On Sat, Apr 22, 2023 at 12:08:18AM +0800, Chen Yu wrote:

> diff --git a/kernel/sched/fair.c b/kernel/sched/fair.c
> index 4af5799b90fc..46c1321c0407 100644
> --- a/kernel/sched/fair.c
> +++ b/kernel/sched/fair.c
> @@ -6501,6 +6501,46 @@ static int wake_wide(struct task_struct *p)
> return 1;
> }
>
> +/*
> + * Wake up the task on current CPU, if the following conditions are met:
> + *
> + * 1. waker A is the only running task on this_cpu
> + * 3. A is a short duration task (waker will fall asleep soon)
> + * 4. wakee B is a short duration task (impact of B on A is minor)
> + * 5. A and B wake up each other alternately
> + */
> +static bool
> +wake_on_current(int this_cpu, struct task_struct *p)
> +{
> + if (!sched_feat(SIS_CURRENT))
> + return false;
> +
> + if (cpu_rq(this_cpu)->nr_running > 1)
> + return false;
> +
> + /*
> + * If a task switches in and then voluntarily relinquishes the
> + * CPU quickly, it is regarded as a short duration task. In that
> + * way, the short waker is likely to relinquish the CPU soon, which
> + * provides room for the wakee. Meanwhile, a short wakee would bring
> + * minor impact to the target rq. Put the short waker and wakee together
> + * bring benefit to cache-share task pairs and avoid migration overhead.
> + */
> + if (!current->se.dur_avg || ((current->se.dur_avg * 8) >= sysctl_sched_min_granularity))
> + return false;
> +
> + if (!p->se.dur_avg || ((p->se.dur_avg * 8) >= sysctl_sched_min_granularity))
> + return false;
> +
> + if (current->wakee_flips || p->wakee_flips)
> + return false;
> +
> + if (current->last_wakee != p || p->last_wakee != current)
> + return false;
> +
> + return true;
> +}

So I was going to play with this and found I needed to change things up
since these sysctl's no longer exist in my EEVDF branch.

And while I can easily do
's/sysctl_sched_min_granularity/sysctl_sched_base_slice/', it did make
me wonder if that's the right value to use.

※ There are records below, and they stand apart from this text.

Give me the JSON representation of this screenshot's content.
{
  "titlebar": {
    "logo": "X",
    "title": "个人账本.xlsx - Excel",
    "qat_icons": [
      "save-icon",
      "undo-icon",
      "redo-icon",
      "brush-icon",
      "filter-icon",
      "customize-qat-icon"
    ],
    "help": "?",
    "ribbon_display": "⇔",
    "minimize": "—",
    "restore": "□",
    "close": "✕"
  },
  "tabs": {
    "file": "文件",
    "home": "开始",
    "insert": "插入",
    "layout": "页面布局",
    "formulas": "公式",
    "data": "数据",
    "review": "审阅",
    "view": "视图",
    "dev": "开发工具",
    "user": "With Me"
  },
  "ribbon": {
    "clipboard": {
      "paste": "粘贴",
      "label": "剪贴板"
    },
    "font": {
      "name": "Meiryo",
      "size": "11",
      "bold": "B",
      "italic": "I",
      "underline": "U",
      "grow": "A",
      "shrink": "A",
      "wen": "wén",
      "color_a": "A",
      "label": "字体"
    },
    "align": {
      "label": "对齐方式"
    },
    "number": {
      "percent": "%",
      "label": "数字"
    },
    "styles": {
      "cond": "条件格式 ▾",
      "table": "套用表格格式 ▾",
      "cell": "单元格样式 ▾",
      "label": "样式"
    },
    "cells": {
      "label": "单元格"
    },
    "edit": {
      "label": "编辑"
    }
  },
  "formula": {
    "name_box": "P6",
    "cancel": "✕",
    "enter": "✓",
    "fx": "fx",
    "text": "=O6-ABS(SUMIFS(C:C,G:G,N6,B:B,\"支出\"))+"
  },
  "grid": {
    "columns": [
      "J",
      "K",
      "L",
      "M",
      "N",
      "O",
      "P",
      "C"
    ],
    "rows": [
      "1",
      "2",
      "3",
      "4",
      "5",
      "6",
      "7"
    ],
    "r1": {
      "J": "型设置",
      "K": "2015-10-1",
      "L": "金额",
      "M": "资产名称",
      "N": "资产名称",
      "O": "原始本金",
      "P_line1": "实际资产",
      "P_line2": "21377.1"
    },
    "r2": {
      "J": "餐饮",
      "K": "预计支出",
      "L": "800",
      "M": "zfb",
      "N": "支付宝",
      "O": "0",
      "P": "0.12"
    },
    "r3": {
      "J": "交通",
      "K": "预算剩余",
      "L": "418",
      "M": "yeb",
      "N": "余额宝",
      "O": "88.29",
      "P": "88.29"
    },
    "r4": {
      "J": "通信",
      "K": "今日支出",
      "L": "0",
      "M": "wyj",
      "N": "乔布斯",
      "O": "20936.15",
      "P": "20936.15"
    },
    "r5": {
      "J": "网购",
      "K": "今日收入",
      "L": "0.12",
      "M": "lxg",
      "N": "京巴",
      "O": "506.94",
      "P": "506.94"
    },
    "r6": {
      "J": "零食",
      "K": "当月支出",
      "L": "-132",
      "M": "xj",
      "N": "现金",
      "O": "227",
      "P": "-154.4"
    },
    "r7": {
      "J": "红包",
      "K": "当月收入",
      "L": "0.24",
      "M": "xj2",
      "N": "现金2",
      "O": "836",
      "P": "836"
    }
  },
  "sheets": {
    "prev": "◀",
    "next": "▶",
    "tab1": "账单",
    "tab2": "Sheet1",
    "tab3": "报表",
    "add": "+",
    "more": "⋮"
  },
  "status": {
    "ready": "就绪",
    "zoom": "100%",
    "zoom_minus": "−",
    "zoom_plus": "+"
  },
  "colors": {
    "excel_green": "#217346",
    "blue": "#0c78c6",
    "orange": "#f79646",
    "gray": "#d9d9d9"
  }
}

min_gran/base_slice is related to how long we want a task to run before
switching, but that is not related to how long it needs to run to
establish a cache footprint.

Would not sched_migration_cost be a better measure to compare against?
That is also used in task_hot() to prevent migrations.

2023-04-27 08:04:27

by Chen Yu

[permalink] [raw]
Subject: Re: [PATCH v7 2/2] sched/fair: Introduce SIS_CURRENT to wake up short task on current CPU

On 2023-04-26 at 16:03:24 +0200, Peter Zijlstra wrote:
> On Sat, Apr 22, 2023 at 12:08:18AM +0800, Chen Yu wrote:
>
> > diff --git a/kernel/sched/fair.c b/kernel/sched/fair.c
> > index 4af5799b90fc..46c1321c0407 100644
> > --- a/kernel/sched/fair.c
> > +++ b/kernel/sched/fair.c
> > @@ -6501,6 +6501,46 @@ static int wake_wide(struct task_struct *p)
> > return 1;
> > }
> >
> > +/*
> > + * Wake up the task on current CPU, if the following conditions are met:
> > + *
> > + * 1. waker A is the only running task on this_cpu
> > + * 3. A is a short duration task (waker will fall asleep soon)
> > + * 4. wakee B is a short duration task (impact of B on A is minor)
> > + * 5. A and B wake up each other alternately
> > + */
> > +static bool
> > +wake_on_current(int this_cpu, struct task_struct *p)
> > +{
> > + if (!sched_feat(SIS_CURRENT))
> > + return false;
> > +
> > + if (cpu_rq(this_cpu)->nr_running > 1)
> > + return false;
> > +
> > + /*
> > + * If a task switches in and then voluntarily relinquishes the
> > + * CPU quickly, it is regarded as a short duration task. In that
> > + * way, the short waker is likely to relinquish the CPU soon, which
> > + * provides room for the wakee. Meanwhile, a short wakee would bring
> > + * minor impact to the target rq. Put the short waker and wakee together
> > + * bring benefit to cache-share task pairs and avoid migration overhead.
> > + */
> > + if (!current->se.dur_avg || ((current->se.dur_avg * 8) >= sysctl_sched_min_granularity))
> > + return false;
> > +
> > + if (!p->se.dur_avg || ((p->se.dur_avg * 8) >= sysctl_sched_min_granularity))
> > + return false;
> > +
> > + if (current->wakee_flips || p->wakee_flips)
> > + return false;
> > +
> > + if (current->last_wakee != p || p->last_wakee != current)
> > + return false;
> > +
> > + return true;
> > +}
>
> So I was going to play with this and found I needed to change things up
> since these sysctl's no longer exist in my EEVDF branch.
>
> And while I can easily do
> 's/sysctl_sched_min_granularity/sysctl_sched_base_slice/', it did make
> me wonder if that's the right value to use.
>
> min_gran/base_slice is related to how long we want a task to run before
> switching, but that is not related to how long it needs to run to
> establish a cache footprint.
>
> Would not sched_migration_cost be a better measure to compare against?
> That is also used in task_hot() to prevent migrations.
Yes, thanks for the suggestion, this looks more reasonable. I'll tune on this
and check the result.

thanks,
Chenyu